J’ai rencontré quelqu’un d’autre, et à ses côtés, j’ai l’impression de retrouver la quiétude que je perds quand les mots dépassent nos pensées à Ysire et moi-même. J’ai choisi la solution de facilité, même si elle se révèle au final plus difficile que de mener une double vie. Je refuse de suivre l’exemple de mon père. Une femme attitrée et une maitresse qui attend docilement dans son coin. Je le déteste pour ce qu’il a fait à ma mère. Je ne ferai pas subir cela à Ysire. Je l’aime. Mais cette attraction vers Saskia, je ne peux y résister. Est-ce que c’est dans mes gênes de me comporter ainsi ? Est-ce que je ressemble autant à mon père ? Je m’interroge. Je ne sais pas si cette décision est la bonne. Ysire disparait de ma vie, je commence à en construire une nouvelle avec Saskia. Sa douceur, sa timidité, bon sang que cela me fait du bien par rapport aux tensions d’avant.

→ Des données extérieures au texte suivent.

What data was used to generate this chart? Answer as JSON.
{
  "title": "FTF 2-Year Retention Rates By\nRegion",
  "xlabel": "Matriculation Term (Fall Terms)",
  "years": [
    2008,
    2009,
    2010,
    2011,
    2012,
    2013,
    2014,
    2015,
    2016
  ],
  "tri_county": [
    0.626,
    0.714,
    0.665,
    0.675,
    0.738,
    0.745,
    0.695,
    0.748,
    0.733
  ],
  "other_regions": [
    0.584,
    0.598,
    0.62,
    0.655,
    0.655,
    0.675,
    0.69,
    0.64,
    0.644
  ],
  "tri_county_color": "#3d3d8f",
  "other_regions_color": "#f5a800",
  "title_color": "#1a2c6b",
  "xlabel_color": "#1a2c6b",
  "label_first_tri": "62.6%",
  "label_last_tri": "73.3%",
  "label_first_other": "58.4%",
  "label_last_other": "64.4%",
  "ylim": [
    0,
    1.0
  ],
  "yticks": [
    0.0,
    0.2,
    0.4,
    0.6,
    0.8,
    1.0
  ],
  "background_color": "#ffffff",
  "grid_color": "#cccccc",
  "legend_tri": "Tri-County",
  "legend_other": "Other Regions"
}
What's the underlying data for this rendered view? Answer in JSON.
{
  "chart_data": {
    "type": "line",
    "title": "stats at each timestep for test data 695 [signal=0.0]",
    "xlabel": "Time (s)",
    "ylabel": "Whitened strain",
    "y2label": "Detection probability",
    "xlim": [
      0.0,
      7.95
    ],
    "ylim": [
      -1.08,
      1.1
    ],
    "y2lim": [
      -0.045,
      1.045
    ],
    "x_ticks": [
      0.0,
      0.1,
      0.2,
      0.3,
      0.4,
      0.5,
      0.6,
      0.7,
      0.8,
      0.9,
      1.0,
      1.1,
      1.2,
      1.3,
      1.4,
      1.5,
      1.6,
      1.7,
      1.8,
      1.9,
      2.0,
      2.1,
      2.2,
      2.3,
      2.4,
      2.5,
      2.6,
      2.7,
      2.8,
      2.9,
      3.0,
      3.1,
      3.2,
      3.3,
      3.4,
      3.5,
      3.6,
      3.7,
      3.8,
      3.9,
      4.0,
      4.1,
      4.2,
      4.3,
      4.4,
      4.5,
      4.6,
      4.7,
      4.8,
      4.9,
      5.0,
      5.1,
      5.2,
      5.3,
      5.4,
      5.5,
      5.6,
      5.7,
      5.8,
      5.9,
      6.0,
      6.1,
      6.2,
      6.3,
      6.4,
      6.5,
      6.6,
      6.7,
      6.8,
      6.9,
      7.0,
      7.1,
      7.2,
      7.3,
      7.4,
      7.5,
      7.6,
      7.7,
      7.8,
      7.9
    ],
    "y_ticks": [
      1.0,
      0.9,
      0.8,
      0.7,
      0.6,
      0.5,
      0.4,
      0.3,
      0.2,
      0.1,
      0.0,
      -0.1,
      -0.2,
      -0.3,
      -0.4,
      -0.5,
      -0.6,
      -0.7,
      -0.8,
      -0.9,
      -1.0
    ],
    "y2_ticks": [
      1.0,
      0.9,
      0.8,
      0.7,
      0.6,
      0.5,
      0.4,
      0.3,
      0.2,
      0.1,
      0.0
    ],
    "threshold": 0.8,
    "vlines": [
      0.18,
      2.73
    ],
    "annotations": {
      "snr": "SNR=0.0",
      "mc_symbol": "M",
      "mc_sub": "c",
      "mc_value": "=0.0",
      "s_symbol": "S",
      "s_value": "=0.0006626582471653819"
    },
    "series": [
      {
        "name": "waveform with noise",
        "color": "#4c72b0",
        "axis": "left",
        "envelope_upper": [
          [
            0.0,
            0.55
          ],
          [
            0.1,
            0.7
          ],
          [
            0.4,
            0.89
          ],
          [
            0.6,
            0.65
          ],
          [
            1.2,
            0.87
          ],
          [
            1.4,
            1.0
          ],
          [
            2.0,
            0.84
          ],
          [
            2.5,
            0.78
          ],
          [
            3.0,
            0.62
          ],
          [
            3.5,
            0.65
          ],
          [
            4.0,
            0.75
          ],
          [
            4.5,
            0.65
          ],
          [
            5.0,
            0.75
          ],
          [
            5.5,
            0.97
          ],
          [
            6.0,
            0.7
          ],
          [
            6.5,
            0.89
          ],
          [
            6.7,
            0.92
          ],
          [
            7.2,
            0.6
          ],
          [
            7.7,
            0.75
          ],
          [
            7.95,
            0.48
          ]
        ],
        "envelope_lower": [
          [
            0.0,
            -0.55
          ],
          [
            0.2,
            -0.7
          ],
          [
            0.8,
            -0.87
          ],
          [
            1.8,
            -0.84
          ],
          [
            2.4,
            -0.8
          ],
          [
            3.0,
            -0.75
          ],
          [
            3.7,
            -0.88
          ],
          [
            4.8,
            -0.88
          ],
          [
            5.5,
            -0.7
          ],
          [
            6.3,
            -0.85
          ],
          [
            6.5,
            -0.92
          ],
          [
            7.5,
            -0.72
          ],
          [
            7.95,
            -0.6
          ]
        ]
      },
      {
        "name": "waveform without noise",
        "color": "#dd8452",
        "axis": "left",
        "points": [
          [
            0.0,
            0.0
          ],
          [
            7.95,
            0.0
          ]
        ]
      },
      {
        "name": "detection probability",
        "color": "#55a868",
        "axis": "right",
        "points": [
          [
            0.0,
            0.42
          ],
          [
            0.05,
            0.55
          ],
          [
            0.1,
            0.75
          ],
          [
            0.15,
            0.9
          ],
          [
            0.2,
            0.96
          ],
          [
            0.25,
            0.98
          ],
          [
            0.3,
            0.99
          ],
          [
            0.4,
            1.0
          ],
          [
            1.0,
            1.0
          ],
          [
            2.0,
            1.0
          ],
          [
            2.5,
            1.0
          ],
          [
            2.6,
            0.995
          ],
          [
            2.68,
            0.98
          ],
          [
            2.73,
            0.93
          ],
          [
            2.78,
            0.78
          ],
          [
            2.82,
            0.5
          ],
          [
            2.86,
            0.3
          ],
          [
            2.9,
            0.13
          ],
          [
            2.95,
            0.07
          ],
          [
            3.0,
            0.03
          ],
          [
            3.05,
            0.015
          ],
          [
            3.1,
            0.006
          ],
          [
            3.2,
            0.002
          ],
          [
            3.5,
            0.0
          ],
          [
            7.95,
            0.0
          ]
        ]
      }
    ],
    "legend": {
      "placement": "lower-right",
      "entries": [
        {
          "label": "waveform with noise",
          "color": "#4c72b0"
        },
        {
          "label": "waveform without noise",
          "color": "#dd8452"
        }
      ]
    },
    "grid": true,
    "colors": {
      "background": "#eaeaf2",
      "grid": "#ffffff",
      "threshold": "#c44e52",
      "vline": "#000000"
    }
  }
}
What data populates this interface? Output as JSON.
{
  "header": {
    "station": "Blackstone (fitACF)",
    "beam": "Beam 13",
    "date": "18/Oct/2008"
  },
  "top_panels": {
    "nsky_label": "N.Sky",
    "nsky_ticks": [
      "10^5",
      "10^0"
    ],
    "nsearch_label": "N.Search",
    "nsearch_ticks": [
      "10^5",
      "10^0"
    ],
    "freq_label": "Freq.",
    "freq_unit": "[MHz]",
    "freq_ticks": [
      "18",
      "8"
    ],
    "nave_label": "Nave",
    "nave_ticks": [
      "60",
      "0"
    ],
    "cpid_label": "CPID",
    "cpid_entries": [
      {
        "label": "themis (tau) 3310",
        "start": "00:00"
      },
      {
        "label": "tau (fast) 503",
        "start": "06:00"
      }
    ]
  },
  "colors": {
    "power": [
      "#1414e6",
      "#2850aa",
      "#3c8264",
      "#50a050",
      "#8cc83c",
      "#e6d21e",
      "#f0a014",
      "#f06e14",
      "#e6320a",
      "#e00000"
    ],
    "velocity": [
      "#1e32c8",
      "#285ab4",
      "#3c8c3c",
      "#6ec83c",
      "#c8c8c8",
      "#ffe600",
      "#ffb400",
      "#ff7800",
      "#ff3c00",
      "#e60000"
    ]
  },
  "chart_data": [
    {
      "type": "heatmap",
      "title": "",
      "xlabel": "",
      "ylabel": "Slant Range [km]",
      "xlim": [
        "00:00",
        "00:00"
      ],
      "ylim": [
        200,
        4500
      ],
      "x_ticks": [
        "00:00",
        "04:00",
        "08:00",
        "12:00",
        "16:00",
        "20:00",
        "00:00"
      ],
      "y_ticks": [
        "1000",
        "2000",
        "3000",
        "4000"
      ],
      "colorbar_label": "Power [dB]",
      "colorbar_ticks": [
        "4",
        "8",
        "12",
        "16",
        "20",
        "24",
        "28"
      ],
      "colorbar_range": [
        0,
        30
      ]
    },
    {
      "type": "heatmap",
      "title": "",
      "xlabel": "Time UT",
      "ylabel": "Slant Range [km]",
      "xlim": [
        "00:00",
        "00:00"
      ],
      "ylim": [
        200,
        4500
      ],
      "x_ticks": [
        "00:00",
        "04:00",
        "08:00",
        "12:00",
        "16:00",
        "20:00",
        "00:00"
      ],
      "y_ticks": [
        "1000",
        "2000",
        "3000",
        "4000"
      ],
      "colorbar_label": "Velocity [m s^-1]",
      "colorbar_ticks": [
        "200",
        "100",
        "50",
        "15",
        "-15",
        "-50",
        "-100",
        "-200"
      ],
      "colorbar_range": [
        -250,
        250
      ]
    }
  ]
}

Et puis un jour, je la recroise. Ysire. Un enfant dans les bras. Et là je comprends que notre livre est définitivement terminé. Le mot fin s’inscrit en bas de la dernière page. J’ai été rapide pour me recaser, elle n’est pas en reste vu ce petit être qu’elle tient contre elle. Qui est le père ? Je ne souhaite pas le savoir. Je ne suis pas en droit de ressentir ce sentiment et pourtant c’est bien de la jalousie que je ressens tout au fond de mon être. Ce même soir, comme pour chasser complètement Ysire de mon esprit, je rentre. Et je fais l’amour à Saskia. Un amour différent de ce que j’ai pu lui apporter jusque présent. Passion, tourmente. Je m’offre complètement à elle, ce que je n’avais pas fait jusqu’à alors. Mon passé reste derrière moi, et cette nuit-là, alors que je m’abandonne totalement, je suis bien loin d’imaginer que ce fameux passé surgira de nouveau pour me rattraper une dizaine d’années plus tard.
+ Une dernière chose...
La princesse du Nord… Elle souhaite violer le président de l’Est.